By: Heather Souve
Although we can try just about everything to stay healthy, from exercise to diet and even positive thinking, sometimes the worst can happen and everything we knew is stripped away from us. When that happens to you or your family member, the last thing anyone wants to do is move into a home. Believe us, we get that. We specialize in senior housing and elder care, but we also understand that senior care communities are not for everybody.
Moving a senior, especially one who has suffered from a stroke, memory loss, or heart attack is extremely stressful and it’s why we’re such advocates of getting the move right the first time – because not many can withstand the stress of going through this process twice.
As a result, it’s imperative that we provide with all the tools to move into a senior housing facility when you need to, but not to feel pressured into choosing one. This blog is dedicated to providing you with tips for when and if you become your senior’s caregiver.
When You Become the Caregiver
When family members become the caregivers, nine times out of ten, they’re not ready; you become an impromptu caregiver – caused out of necessity as opposed to desire.
So the first, and possibly most important, tip we can give you is to accept the fact that you did not ask for this. It may seem shocking to some, but you need to accept this and admit it to yourself; you didn’t ask for this and it will be a burden, but once you accept it, you’ll find the strength to, not only provide, but excel.
Talk to Anyone Who Will Listen
This is more therapeutic than most people ever know. Sometimes, talking about something – even if there is no end-goal or solution – is all it takes to feel a little better. It’s especially important with caregivers though because if you don’t talk to someone then you’ll feel like you’re losing your mind. Although your elder may be capable of conversation, your role has changed from loved one to caregiver and because of this there is a great deal of weight placed upon your shoulders.

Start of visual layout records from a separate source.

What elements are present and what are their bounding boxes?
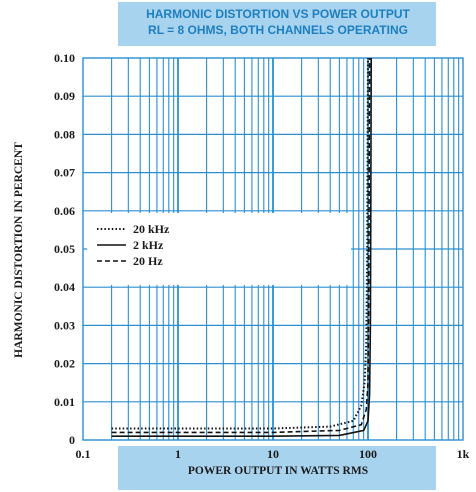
legend-label: 20 Hz xyxy=(133,254,163,268)
x-tick-label: 0.1 xyxy=(76,447,91,461)
y-tick-label: 0.05 xyxy=(54,242,75,256)
legend-label: 2 kHz xyxy=(133,238,164,252)
y-tick-label: 0.06 xyxy=(54,204,75,218)
title-band xyxy=(118,2,436,46)
x-tick-labels: 0.1 1 10 100 1k xyxy=(76,447,470,461)
legend-box xyxy=(87,213,351,285)
x-tick-label: 10 xyxy=(267,447,279,461)
y-axis-title: HARMONIC DISTORTION IN PERCENT xyxy=(13,142,25,358)
data-series xyxy=(111,57,372,437)
y-tick-label: 0.01 xyxy=(54,395,75,409)
footer-band xyxy=(118,446,436,490)
x-axis-title: POWER OUTPUT IN WATTS RMS xyxy=(188,465,368,477)
y-tick-label: 0 xyxy=(69,433,75,447)
y-tick-labels: 0 0.01 0.02 0.03 0.04 0.05 0.06 0.07 0.08 0.09 0.1… xyxy=(54,51,75,447)
y-tick-label: 0.09 xyxy=(54,89,75,103)
chart-subtitle: RL = 8 OHMS, BOTH CHANNELS OPERATING xyxy=(148,23,408,37)
series-line-20-khz xyxy=(111,57,369,430)
series-line-20-hz xyxy=(111,57,371,434)
header-footer-bands xyxy=(118,2,436,490)
x-tick-label: 1k xyxy=(457,447,470,461)
y-tick-label: 0.02 xyxy=(54,357,75,371)
legend: 20 kHz 2 kHz 20 Hz xyxy=(87,213,351,285)
y-tick-label: 0.08 xyxy=(54,127,75,141)
y-tick-label: 0.04 xyxy=(54,280,75,294)
chart-title: HARMONIC DISTORTION VS POWER OUTPUT xyxy=(146,7,410,21)
legend-label: 20 kHz xyxy=(133,222,170,236)
x-tick-label: 100 xyxy=(359,447,377,461)
y-tick-label: 0.10 xyxy=(54,51,75,65)
y-tick-label: 0.03 xyxy=(54,318,75,332)
series-line-2-khz xyxy=(111,57,372,437)
x-tick-label: 1 xyxy=(175,447,181,461)
y-tick-label: 0.07 xyxy=(54,166,75,180)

Keep the lines of communication open and especially at work. Don’t bottle it up because if you need to take a longer lunch to help your parent, most employers are accepting of this – they get it. Talk to them, talk to your friends, talk to your pets – talk to anyone who will listen because it will help.
Put Your Needs First
Again, this may seem counter-intuitive when you become the caregiver, but it needs to be said. If your marriage is on the rocks or your job is unstable or you’re having money problems, don’t let others rule your life. Put your marriage, kids, and job first – then worry about being a caregiver. We’re not telling you to neglect your loved one, but if you have siblings that can help, get them to help; if you can afford part-time in-home care, do it. The main thing is to not let it control your life.